Here's the interrupt spread after fresh boot and 1 speedtest. In this test, it's got the default network setup and is just doing NAT, but no pppoe, so the max speed was up around 900mbs, but 100% of the load was on CPU0:
b1300:~# cat /proc/interrupts
CPU0 CPU1 CPU2 CPU3
26: 12488 6314 8944 69521 GIC-0 20 Level arch_timer
30: 96373 0 0 0 GIC-0 270 Level bam_dma
31: 2518504 0 0 0 GIC-0 127 Level 78b5000.spi
32: 0 0 0 0 GIC-0 239 Level bam_dma
33: 8 0 0 0 GIC-0 139 Level msm_serial0
50: 16 0 0 0 GIC-0 200 Level ath10k_ahb
67: 15 0 0 0 GIC-0 201 Level ath10k_ahb
68: 34268 0 0 0 GIC-0 97 Edge edma_eth_tx0
69: 1 0 0 0 GIC-0 98 Edge edma_eth_tx1
70: 36599 0 0 0 GIC-0 99 Edge edma_eth_tx2
71: 6 0 0 0 GIC-0 100 Edge edma_eth_tx3
72: 366 0 0 0 GIC-0 101 Edge edma_eth_tx4
73: 24 0 0 0 GIC-0 102 Edge edma_eth_tx5
74: 10 0 0 0 GIC-0 103 Edge edma_eth_tx6
75: 2 0 0 0 GIC-0 104 Edge edma_eth_tx7
76: 194 0 0 0 GIC-0 105 Edge edma_eth_tx8
77: 11 0 0 0 GIC-0 106 Edge edma_eth_tx9
78: 20 0 0 0 GIC-0 107 Edge edma_eth_tx10
79: 0 0 0 0 GIC-0 108 Edge edma_eth_tx11
80: 113 0 0 0 GIC-0 109 Edge edma_eth_tx12
81: 10 0 0 0 GIC-0 110 Edge edma_eth_tx13
82: 27 0 0 0 GIC-0 111 Edge edma_eth_tx14
83: 0 0 0 0 GIC-0 112 Edge edma_eth_tx15
84: 40186 0 0 0 GIC-0 272 Edge edma_eth_rx0
86: 45529 0 0 0 GIC-0 274 Edge edma_eth_rx2
88: 23243 0 0 0 GIC-0 276 Edge edma_eth_rx4
90: 35559 0 0 0 GIC-0 278 Edge edma_eth_rx6
100: 1 0 0 0 msmgpio 5 Edge keys
101: 0 0 0 0 msmgpio 63 Edge keys
102: 0 0 0 0 GIC-0 164 Level xhci-hcd:usb1
103: 0 0 0 0 GIC-0 168 Level xhci-hcd:usb3
IPI0: 0 0 0 0 CPU wakeup interrupts
IPI1: 0 0 0 0 Timer broadcast interrupts
IPI2: 16528 398273 1163267 71042 Rescheduling interrupts
IPI3: 1222 75416 163610 8413 Function call interrupts
IPI4: 0 0 0 0 CPU stop interrupts
IPI5: 4766 1446 1780 1500 IRQ work interrupts
IPI6: 0 0 0 0 completion interrupts
Err: 0
The vast majority of the interrupts did not occur on a network interface.

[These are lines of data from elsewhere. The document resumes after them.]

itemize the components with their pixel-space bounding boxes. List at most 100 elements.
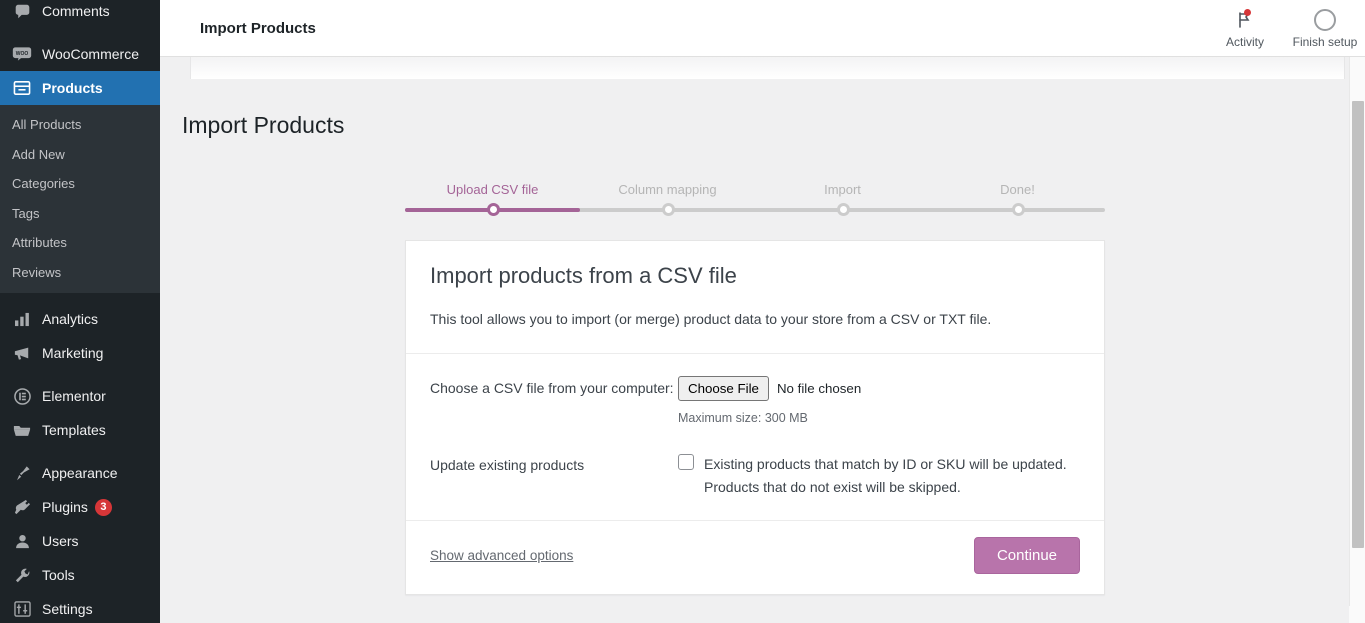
sidebar-item-templates[interactable]: Templates [0, 413, 160, 447]
sidebar-item-label: Marketing [42, 345, 104, 362]
submenu-item-reviews[interactable]: Reviews [0, 258, 160, 288]
horizontal-scroll-gutter [160, 606, 1349, 623]
topbar-title: Import Products [200, 19, 316, 37]
content-area: Import Products Upload CSV file Column m… [160, 57, 1349, 606]
submenu-item-tags[interactable]: Tags [0, 199, 160, 229]
top-bar: Import Products Activity Finish setup [160, 0, 1365, 57]
activity-notification-dot [1244, 8, 1251, 16]
submenu-item-add-new[interactable]: Add New [0, 140, 160, 170]
activity-button[interactable]: Activity [1205, 7, 1285, 49]
sidebar-item-marketing[interactable]: Marketing [0, 336, 160, 370]
csv-file-row: Choose a CSV file from your computer: Ch… [430, 370, 1080, 439]
csv-file-label: Choose a CSV file from your computer: [430, 380, 674, 396]
import-card: Import products from a CSV file This too… [405, 240, 1105, 596]
sidebar-item-label: Elementor [42, 388, 106, 405]
sidebar-divider [0, 28, 160, 37]
import-card-body: Choose a CSV file from your computer: Ch… [406, 354, 1104, 520]
sidebar-divider [0, 370, 160, 379]
admin-sidebar: Comments WOO WooCommerce Products All Pr… [0, 0, 160, 623]
update-existing-label: Update existing products [430, 457, 585, 474]
woocommerce-icon: WOO [10, 44, 34, 64]
sidebar-divider [0, 447, 160, 456]
comments-icon [10, 1, 34, 21]
progress-ring-icon [1314, 7, 1336, 33]
sidebar-item-users[interactable]: Users [0, 524, 160, 558]
update-existing-check-line: Existing products that match by ID or SK… [678, 453, 1080, 498]
file-status-text: No file chosen [776, 381, 862, 397]
sliders-icon [10, 599, 34, 619]
sidebar-item-tools[interactable]: Tools [0, 558, 160, 592]
finish-setup-label: Finish setup [1292, 34, 1358, 49]
plugins-update-badge: 3 [94, 498, 112, 516]
products-submenu: All Products Add New Categories Tags Att… [0, 105, 160, 294]
topbar-actions: Activity Finish setup [1205, 0, 1365, 57]
step-dot-done [1011, 203, 1025, 216]
sidebar-item-label: Products [42, 80, 103, 96]
page-title: Import Products [182, 112, 345, 138]
scrollbar-corner [1349, 606, 1365, 623]
elementor-icon [10, 386, 34, 406]
update-existing-description: Existing products that match by ID or SK… [704, 453, 1067, 498]
import-card-description: This tool allows you to import (or merge… [430, 311, 992, 327]
max-size-hint: Maximum size: 300 MB [678, 411, 808, 426]
step-label-upload[interactable]: Upload CSV file [405, 182, 580, 197]
file-input-line: Choose File No file chosen [678, 376, 1080, 402]
sidebar-item-comments[interactable]: Comments [0, 0, 160, 28]
sidebar-item-elementor[interactable]: Elementor [0, 379, 160, 413]
import-card-heading: Import products from a CSV file [430, 263, 737, 288]
sidebar-item-label: WooCommerce [42, 46, 139, 62]
activity-label: Activity [1225, 34, 1264, 49]
megaphone-icon [10, 343, 34, 363]
flag-icon [1235, 7, 1255, 33]
choose-file-button[interactable]: Choose File [678, 376, 769, 402]
products-icon [10, 78, 34, 98]
sidebar-item-label: Settings [42, 601, 93, 618]
sidebar-item-analytics[interactable]: Analytics [0, 302, 160, 336]
step-dot-column-mapping [661, 203, 675, 216]
update-existing-description-line2: Products that do not exist will be skipp… [704, 478, 961, 495]
stepper-labels: Upload CSV file Column mapping Import Do… [405, 182, 1105, 197]
vertical-scrollbar[interactable] [1349, 57, 1365, 623]
sidebar-item-label: Tools [42, 567, 75, 584]
previous-card-edge [190, 57, 1345, 79]
submenu-item-all-products[interactable]: All Products [0, 110, 160, 140]
import-card-footer: Show advanced options Continue [406, 520, 1104, 594]
step-label-done: Done! [1000, 182, 1035, 197]
sidebar-item-products[interactable]: Products [0, 71, 160, 105]
finish-setup-button[interactable]: Finish setup [1285, 7, 1365, 49]
svg-text:WOO: WOO [16, 51, 29, 57]
sidebar-item-label: Plugins [42, 499, 88, 516]
submenu-item-categories[interactable]: Categories [0, 169, 160, 199]
sidebar-item-label: Analytics [42, 311, 99, 328]
sidebar-divider [0, 293, 160, 302]
analytics-icon [10, 309, 34, 329]
update-existing-row: Update existing products Existing produc… [430, 439, 1080, 502]
user-icon [10, 531, 34, 551]
import-stepper: Upload CSV file Column mapping Import Do… [405, 182, 1105, 217]
plug-icon [10, 497, 34, 517]
step-label-column-mapping: Column mapping [618, 182, 717, 197]
stepper-track [405, 203, 1105, 217]
sidebar-item-label: Templates [42, 422, 106, 439]
update-existing-field: Existing products that match by ID or SK… [678, 453, 1080, 498]
update-existing-description-line1: Existing products that match by ID or SK… [704, 456, 1067, 473]
continue-button[interactable]: Continue [973, 537, 1080, 575]
sidebar-item-label: Comments [42, 3, 110, 19]
screen-root: Comments WOO WooCommerce Products All Pr… [0, 0, 1365, 623]
step-dot-import [836, 203, 850, 216]
sidebar-item-label: Users [42, 533, 79, 550]
sidebar-item-label: Appearance [42, 465, 118, 482]
sidebar-item-plugins[interactable]: Plugins 3 [0, 490, 160, 524]
step-dot-upload [486, 203, 500, 216]
csv-file-field: Choose File No file chosen Maximum size:… [678, 376, 1080, 425]
vertical-scrollbar-thumb[interactable] [1352, 101, 1364, 548]
show-advanced-options-link[interactable]: Show advanced options [430, 548, 573, 563]
wrench-icon [10, 565, 34, 585]
paintbrush-icon [10, 463, 34, 483]
sidebar-item-settings[interactable]: Settings [0, 592, 160, 623]
sidebar-item-appearance[interactable]: Appearance [0, 456, 160, 490]
sidebar-item-woocommerce[interactable]: WOO WooCommerce [0, 37, 160, 71]
step-label-import: Import [824, 182, 861, 197]
submenu-item-attributes[interactable]: Attributes [0, 228, 160, 258]
update-existing-checkbox[interactable] [678, 454, 694, 471]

For anyone with the same situation finding this thread, I think have it figured out.
CONCLUSION: I'm not sure if it was /etc/hotplug.d/net/20-smp-tune or something else in 19.07, but it appears that while there was no IRQ SMP magic, all 8 network IRQs were evenly spread across the 4 CPUs in 19.07. Both 21.02 and 22.03 by default (and even with packet_steering enabled) do not accomplish this. however, by playing around with different values in /proc/irq/??/smp_affinity_list, speedtesting, and checking the distribution in /proc/interrupts, I was able to come up with a boot script that does a decent job of spreading the IRQ love across all CPUs:
# rebalance IRQ/CPU distribution for b1300:
for i in 70 86
do
echo '1-3' > /proc/irq/$i/smp_affinity_list
done
for i in 68 72 84
do
echo '2-3' > /proc/irq/$i/smp_affinity_list
done
for i in 76 88 90 31
do
echo '3-3' > /proc/irq/$i/smp_affinity_list
done
for i in 70 86 68 72 84 76 88 90
do
cat /proc/irq/$i/smp_affinity_list
done
YMMV, but /proc/interrupts will tell the story, and you can assign different IRQs according to your needs. I'm using smp_affinity_list because it was easy for me to think of the correct values, and while 2-3 technically means that the IRQ can use CPUs 2 and 3, 99% of the interrupts will land on CPU2 (the first value in the range, 2-3). Some IRQ's can only use CPU0, so you'll have to figure out which if any of those you have and move the others onto CPUs 1-3.